Among Beatles and Harrison biographers, Rodriguez considers the song to be an "exquisite" opening track, while Chip Madinger and Mark Easter rate it "A low-key opener for such a behemoth of an album, but an effective one". Bruce Spizer describes it as "a beautiful ballad" that "[hints] at greater things to come". Elliot Huntley similarly views "I'd Have You Anytime" as the "perfect choice" for the first song, and praises the "drifting quality" of Harrison's vocals on this "haunting, dream-like lullaby", as well as Clapton's "tastefully beautiful" lead guitar. Simon Leng considers the track to be "Beautifully sung" and "evidence that 'Something' was no fluke".

==Alternative version==
The Harrison–Dylan demo of "I'd Have You Anytime" has never received an official release, although from the late 1970s, it began circulating among collectors on bootleg compilations, which stated an incorrect recording date of 1 May 1970. According to Dylan chronicler Olof Björner and Eight Arms to Hold You authors Chip Madinger and Mark Easter, Harrison and Dylan may have recorded the demos for this song and "Nowhere to Go" in Bearsville, during the original composing session in 1968. Both songs appear on bootlegs such as The Dylan Harrison Sessions and The Beatles – 20 x 4.

In November 2011, in its deluxe edition format, the British DVD release of Martin Scorsese's documentary George Harrison: Living in the Material World contained a CD that included an alternate take of "I'd Have You Anytime". Harrison archive producer Giles Martin describes it as "very organic ... a very fragile version of the song". The CD was released internationally in May 2012 as Early Takes: Volume 1.

==Cover versions==
Since his death in November 2001, "I'd Have You Anytime" has appeared on Harrison tribute albums such as He Was Fab (2003), on which Champale contribute a "low-key, near-epic version" of the song, according to AllMusic's Tom Sendra, and
Suburban Skies' George (2008).

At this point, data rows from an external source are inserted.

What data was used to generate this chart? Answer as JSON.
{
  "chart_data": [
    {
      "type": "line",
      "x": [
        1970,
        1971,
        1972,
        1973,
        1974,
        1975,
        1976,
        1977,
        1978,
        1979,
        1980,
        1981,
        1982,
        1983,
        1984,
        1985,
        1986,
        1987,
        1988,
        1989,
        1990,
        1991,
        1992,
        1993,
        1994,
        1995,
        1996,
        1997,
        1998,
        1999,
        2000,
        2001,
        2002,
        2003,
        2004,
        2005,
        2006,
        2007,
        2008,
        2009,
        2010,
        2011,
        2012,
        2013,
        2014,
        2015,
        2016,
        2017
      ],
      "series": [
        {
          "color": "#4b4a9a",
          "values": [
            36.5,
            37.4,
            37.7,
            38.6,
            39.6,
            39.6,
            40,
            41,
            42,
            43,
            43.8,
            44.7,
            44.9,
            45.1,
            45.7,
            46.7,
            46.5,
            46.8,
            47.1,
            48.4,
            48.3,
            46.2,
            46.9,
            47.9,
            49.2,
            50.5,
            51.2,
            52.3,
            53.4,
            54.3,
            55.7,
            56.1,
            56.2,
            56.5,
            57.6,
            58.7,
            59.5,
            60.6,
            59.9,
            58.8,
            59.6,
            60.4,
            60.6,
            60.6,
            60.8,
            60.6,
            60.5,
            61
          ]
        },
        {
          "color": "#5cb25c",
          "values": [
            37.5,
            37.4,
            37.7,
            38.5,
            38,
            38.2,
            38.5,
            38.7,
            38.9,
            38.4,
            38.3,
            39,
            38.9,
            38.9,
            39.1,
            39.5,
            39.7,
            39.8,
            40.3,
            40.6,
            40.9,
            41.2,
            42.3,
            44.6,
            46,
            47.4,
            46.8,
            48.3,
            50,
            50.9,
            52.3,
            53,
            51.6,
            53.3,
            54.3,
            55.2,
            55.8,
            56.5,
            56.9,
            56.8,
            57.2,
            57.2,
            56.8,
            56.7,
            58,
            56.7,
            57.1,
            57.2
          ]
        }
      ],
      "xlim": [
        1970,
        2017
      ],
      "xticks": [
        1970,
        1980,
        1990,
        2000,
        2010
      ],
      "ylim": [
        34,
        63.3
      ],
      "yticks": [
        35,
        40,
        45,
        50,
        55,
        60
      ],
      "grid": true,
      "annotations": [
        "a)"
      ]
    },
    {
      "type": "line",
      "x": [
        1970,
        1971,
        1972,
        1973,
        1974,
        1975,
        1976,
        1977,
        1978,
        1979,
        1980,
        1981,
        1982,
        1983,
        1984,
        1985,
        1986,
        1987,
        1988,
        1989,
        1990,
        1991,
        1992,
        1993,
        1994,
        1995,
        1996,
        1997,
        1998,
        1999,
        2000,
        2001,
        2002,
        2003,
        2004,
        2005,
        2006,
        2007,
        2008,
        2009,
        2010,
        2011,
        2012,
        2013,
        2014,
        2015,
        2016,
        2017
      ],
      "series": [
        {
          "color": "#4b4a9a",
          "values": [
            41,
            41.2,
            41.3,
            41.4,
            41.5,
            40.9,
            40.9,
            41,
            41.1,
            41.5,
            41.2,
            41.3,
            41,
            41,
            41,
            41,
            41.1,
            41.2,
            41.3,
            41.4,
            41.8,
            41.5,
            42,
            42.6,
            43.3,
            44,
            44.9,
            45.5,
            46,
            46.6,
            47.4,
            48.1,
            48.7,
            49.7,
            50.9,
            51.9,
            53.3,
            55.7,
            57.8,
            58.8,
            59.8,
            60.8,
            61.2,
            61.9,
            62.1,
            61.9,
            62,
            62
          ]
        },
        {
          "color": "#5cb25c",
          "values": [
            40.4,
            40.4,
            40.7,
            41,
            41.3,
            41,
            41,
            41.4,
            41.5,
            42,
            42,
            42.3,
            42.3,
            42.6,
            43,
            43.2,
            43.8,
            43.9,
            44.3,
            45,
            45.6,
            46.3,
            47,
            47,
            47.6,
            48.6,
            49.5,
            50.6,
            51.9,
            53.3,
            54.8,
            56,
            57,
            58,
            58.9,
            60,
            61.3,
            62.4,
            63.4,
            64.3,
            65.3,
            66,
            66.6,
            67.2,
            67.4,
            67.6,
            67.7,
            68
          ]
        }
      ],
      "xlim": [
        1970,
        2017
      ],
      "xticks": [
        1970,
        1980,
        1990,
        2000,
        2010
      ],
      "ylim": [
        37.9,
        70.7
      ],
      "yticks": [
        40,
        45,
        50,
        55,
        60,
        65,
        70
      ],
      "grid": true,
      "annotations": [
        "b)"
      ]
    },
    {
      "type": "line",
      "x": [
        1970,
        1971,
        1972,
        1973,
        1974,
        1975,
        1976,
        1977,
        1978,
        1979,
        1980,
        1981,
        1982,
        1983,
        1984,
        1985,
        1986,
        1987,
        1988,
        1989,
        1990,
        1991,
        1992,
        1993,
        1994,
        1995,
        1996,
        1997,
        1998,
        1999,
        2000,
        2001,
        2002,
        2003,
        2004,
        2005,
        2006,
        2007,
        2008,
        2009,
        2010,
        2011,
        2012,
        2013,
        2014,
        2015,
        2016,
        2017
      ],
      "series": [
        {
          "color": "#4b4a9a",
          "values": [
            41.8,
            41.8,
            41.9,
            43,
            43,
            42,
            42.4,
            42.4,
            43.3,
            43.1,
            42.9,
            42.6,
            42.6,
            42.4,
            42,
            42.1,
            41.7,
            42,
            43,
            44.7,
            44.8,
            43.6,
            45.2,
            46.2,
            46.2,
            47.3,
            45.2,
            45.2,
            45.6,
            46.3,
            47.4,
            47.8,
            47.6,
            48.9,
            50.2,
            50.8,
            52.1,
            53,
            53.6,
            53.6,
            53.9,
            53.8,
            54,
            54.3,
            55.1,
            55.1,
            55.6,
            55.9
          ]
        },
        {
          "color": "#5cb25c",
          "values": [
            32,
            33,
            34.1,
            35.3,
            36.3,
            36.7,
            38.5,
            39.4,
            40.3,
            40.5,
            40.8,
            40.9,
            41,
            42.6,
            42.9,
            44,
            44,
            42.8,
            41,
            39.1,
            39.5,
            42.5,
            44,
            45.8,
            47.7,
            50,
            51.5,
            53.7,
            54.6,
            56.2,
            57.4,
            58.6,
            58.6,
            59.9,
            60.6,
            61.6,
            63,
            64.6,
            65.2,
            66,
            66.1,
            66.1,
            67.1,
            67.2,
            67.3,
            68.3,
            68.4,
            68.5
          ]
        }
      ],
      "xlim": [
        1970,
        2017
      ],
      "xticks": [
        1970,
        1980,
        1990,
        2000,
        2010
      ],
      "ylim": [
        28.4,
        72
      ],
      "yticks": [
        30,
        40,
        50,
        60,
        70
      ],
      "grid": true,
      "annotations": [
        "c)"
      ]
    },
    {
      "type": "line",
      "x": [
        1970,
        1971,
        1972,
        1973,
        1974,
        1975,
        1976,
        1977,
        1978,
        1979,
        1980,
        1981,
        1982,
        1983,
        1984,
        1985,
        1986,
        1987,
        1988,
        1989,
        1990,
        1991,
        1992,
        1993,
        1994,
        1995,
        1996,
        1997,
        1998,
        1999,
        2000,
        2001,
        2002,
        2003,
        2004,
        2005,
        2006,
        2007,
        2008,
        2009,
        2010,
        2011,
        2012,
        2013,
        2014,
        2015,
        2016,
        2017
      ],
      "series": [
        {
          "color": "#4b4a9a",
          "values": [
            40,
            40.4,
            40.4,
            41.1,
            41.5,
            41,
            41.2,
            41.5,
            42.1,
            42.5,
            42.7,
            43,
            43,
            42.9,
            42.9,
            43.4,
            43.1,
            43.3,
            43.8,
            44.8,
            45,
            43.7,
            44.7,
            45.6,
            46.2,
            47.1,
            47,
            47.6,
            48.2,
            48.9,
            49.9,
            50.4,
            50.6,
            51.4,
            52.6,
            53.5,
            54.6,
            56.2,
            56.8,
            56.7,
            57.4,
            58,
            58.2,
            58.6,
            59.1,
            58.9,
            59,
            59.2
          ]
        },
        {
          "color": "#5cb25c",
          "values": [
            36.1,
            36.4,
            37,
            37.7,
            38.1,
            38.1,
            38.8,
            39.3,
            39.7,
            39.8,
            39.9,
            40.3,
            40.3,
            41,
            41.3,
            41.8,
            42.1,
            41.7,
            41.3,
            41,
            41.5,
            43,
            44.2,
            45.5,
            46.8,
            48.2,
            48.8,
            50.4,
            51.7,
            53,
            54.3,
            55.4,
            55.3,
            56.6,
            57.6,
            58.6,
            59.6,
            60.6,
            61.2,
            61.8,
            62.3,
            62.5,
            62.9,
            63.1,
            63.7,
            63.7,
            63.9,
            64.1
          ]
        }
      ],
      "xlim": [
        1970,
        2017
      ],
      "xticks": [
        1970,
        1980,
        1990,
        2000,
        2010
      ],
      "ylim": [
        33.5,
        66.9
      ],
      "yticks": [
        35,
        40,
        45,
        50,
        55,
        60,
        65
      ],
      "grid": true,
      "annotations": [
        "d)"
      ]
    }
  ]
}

Other artists who have covered the song include Latin soul and salsa singer Ralfi Pagán, whose version later appeared on the multi-artist compilation A Salsa Tribute to the Beatles in 2007, and Fabulous Connections with Kate Vereau, who recorded "I'd Have You Anytime" and Harrison's "Learning How to Love You" for their 2003 album Into Midnight.

Actor and singer Evan Rachel Wood contributed a cover of "I'd Have You Anytime" to the 4-CD compilation Chimes of Freedom: The Songs of Bob Dylan Honoring 50 Years of Amnesty International in 2012. Wood filmed a video clip for the song in February that year, as a tribute to Harrison on what would have been his 69th birthday.

==Personnel==
The musicians who performed on "I'd Have You Anytime" are believed to be as follows:

- George Harrison – vocals, acoustic guitars, backing vocals
- Eric Clapton – electric guitar
- Klaus Voormann – bass
- Alan White – drums
- uncredited – harmonium
- uncredited – vibraphone (Note: Leng and Spizer list a xylophone on the completed track. The master tape sheet lists "vibes" on track 5 of the 8-track tape.)